State's first gas-insulated transformer in B'lore

When questions are being raised about whether constraint of space is linked to the power problem in the City, power experts from Karnataka Power Transmission Corporation Limited (KPTCL) definitely has an answer: But one of their unique projects to establish a GIS to provide quality power to prime areas in and around M G Road took a ‘decent’ five years.

The growing City and the demand for power was a cause of worry to the Bangalore Electricity Supply Company (Bescom) since space was a problem.

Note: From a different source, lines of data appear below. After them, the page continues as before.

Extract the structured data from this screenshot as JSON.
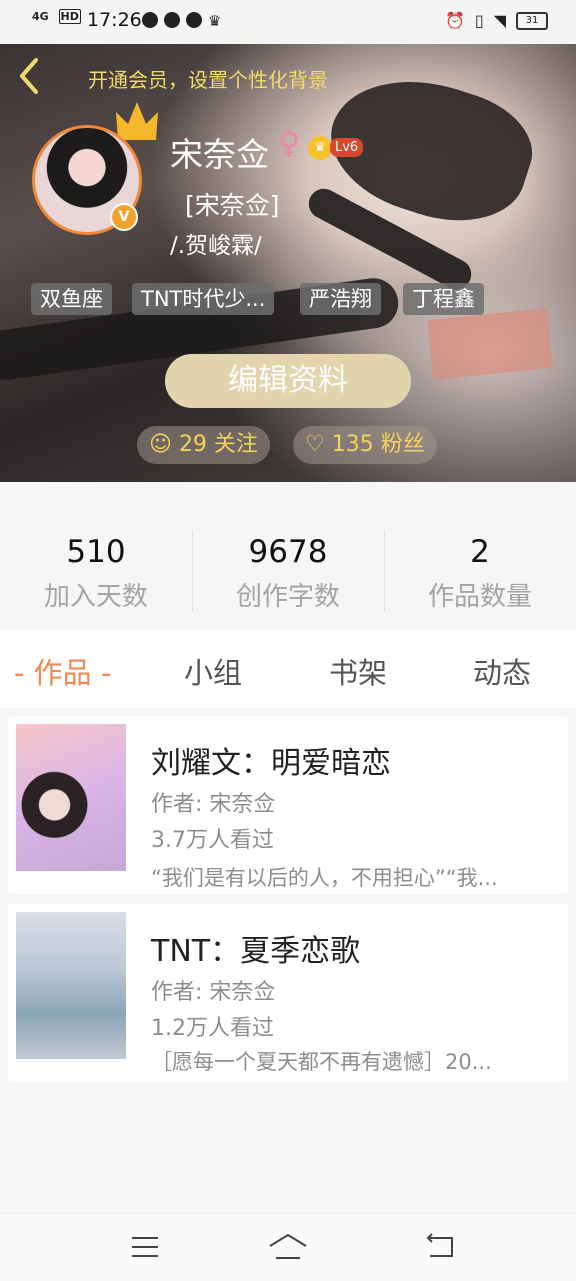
{
  "status_bar": {
    "network": "4G",
    "hd": "HD",
    "time": "17:26",
    "battery": "31"
  },
  "header": {
    "vip_prompt": "开通会员，设置个性化背景",
    "name": "宋奈佥",
    "gender_symbol": "♀",
    "level": "Lv6",
    "tagline": "[宋奈佥]",
    "signature": "/.贺峻霖/",
    "tags": [
      "双鱼座",
      "TNT时代少...",
      "严浩翔",
      "丁程鑫"
    ],
    "edit_button": "编辑资料",
    "following": "29 关注",
    "followers": "135 粉丝",
    "badge_letter": "V"
  },
  "stats": [
    {
      "value": "510",
      "label": "加入天数"
    },
    {
      "value": "9678",
      "label": "创作字数"
    },
    {
      "value": "2",
      "label": "作品数量"
    }
  ],
  "tabs": [
    "- 作品 -",
    "小组",
    "书架",
    "动态"
  ],
  "works": [
    {
      "title": "刘耀文：明爱暗恋",
      "author": "作者: 宋奈佥",
      "views": "3.7万人看过",
      "desc": "“我们是有以后的人，不用担心”“我..."
    },
    {
      "title": "TNT：夏季恋歌",
      "author": "作者: 宋奈佥",
      "views": "1.2万人看过",
      "desc": "［愿每一个夏天都不再有遗憾］20..."
    }
  ],
  "colors": {
    "accent": "#ee8a4f",
    "vip_gold": "#f2d96a",
    "level_red": "#d9472f"
  }
}
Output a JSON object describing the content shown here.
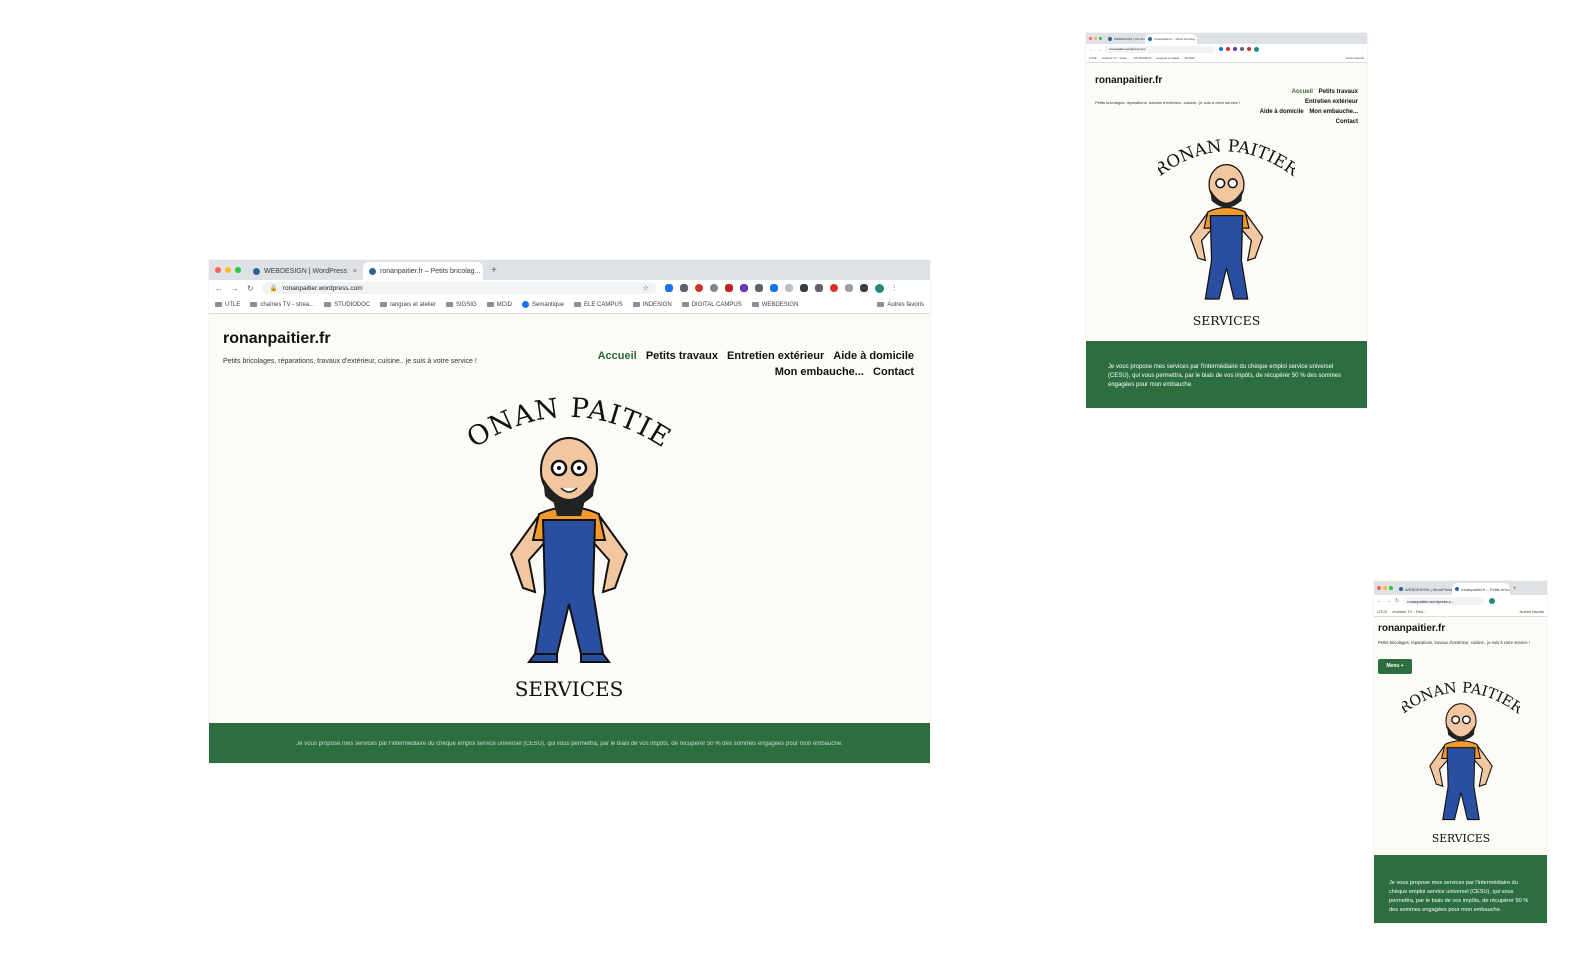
{
  "colors": {
    "accent_green": "#2c6e40",
    "current_menu": "#2a6a3c",
    "page_bg": "#fcfbf6",
    "chrome_bg": "#dee1e6"
  },
  "browser": {
    "tabs": [
      {
        "title": "WEBDESIGN | WordPress",
        "favicon": "wordpress-icon"
      },
      {
        "title": "ronanpaitier.fr – Petits bricolag...",
        "favicon": "wordpress-icon"
      }
    ],
    "new_tab_label": "+",
    "close_label": "×",
    "url": "ronanpaitier.wordpress.com",
    "url_small": "ronanpaitier.wordpress.c...",
    "bookmarks": [
      "UTLE",
      "chaînes TV - strea...",
      "STUDIODOC",
      "langues et atelier",
      "SIGSIG",
      "MCID",
      "Semantique",
      "ELE CAMPUS",
      "INDESIGN",
      "DIGITAL CAMPUS",
      "WEBDESIGN"
    ],
    "bookmarks_small": [
      "UTLE",
      "chaînes TV - Ros..."
    ],
    "other_bookmarks": "Autres favoris",
    "other_bookmarks_small": "Autres favoris",
    "nav_icons": [
      "back-icon",
      "forward-icon",
      "reload-icon"
    ]
  },
  "site": {
    "title": "ronanpaitier.fr",
    "tagline": "Petits bricolages, réparations, travaux d'extérieur, cuisine.. je suis à votre service !",
    "menu": [
      "Accueil",
      "Petits travaux",
      "Entretien extérieur",
      "Aide à domicile",
      "Mon embauche...",
      "Contact"
    ],
    "menu_button": "Menu +",
    "logo_top": "RONAN PAITIER",
    "logo_bottom": "SERVICES",
    "intro": "Je vous propose mes services par l'intermédiaire du chèque emploi service universel (CESU), qui vous permettra, par le biais de vos impôts, de récupérer 50 % des sommes engagées pour mon embauche."
  }
}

“We have been on the lookout for space to augment and establish our new stations. But considering the soaring real estate price, we realised that it is impossible for us to get the required space to set up the station in highly populated regions. We decided to go for GIS, which can be built on at least 30 percent lesser space than a conventional station,” said an official from KPTCL.

Five-year delay

The new station constructed on 10,000 sq feet area at a cost of Rs 200 crore was delayed for more than five years (the project was planned in 2005) as the station was supposed to be constructed on a KPTCL office.

“We need to demolish the building and set up the under ground station. Besides, since the the technology is new, we need to test it and carry on trials,” explained the official.
The new station, which caters to M G Road, Residency Road, Double Road, Ulsoor, Austin Town, Shivajinagar and all the areas surround these places, is aimed at providing uninterrupted quality power round the clock and bringing down the transmission and distribution loss.

Restoration

“It will be linked with a 220 KV stations at Anand Rao Circle,  NIMHANS and HAL. Even if there is a failure at one place, power can be restored immediately from other lines,” explained the official.

 The unique GIS station  which will go operational by end of this month will be completely underground and is insulated using gas instead of cables.

The highly sophisticated station is more compact and safe compared to the conventional transformer which requires at least 62,500 sq feet of space to set up and all the equipment will be above the ground.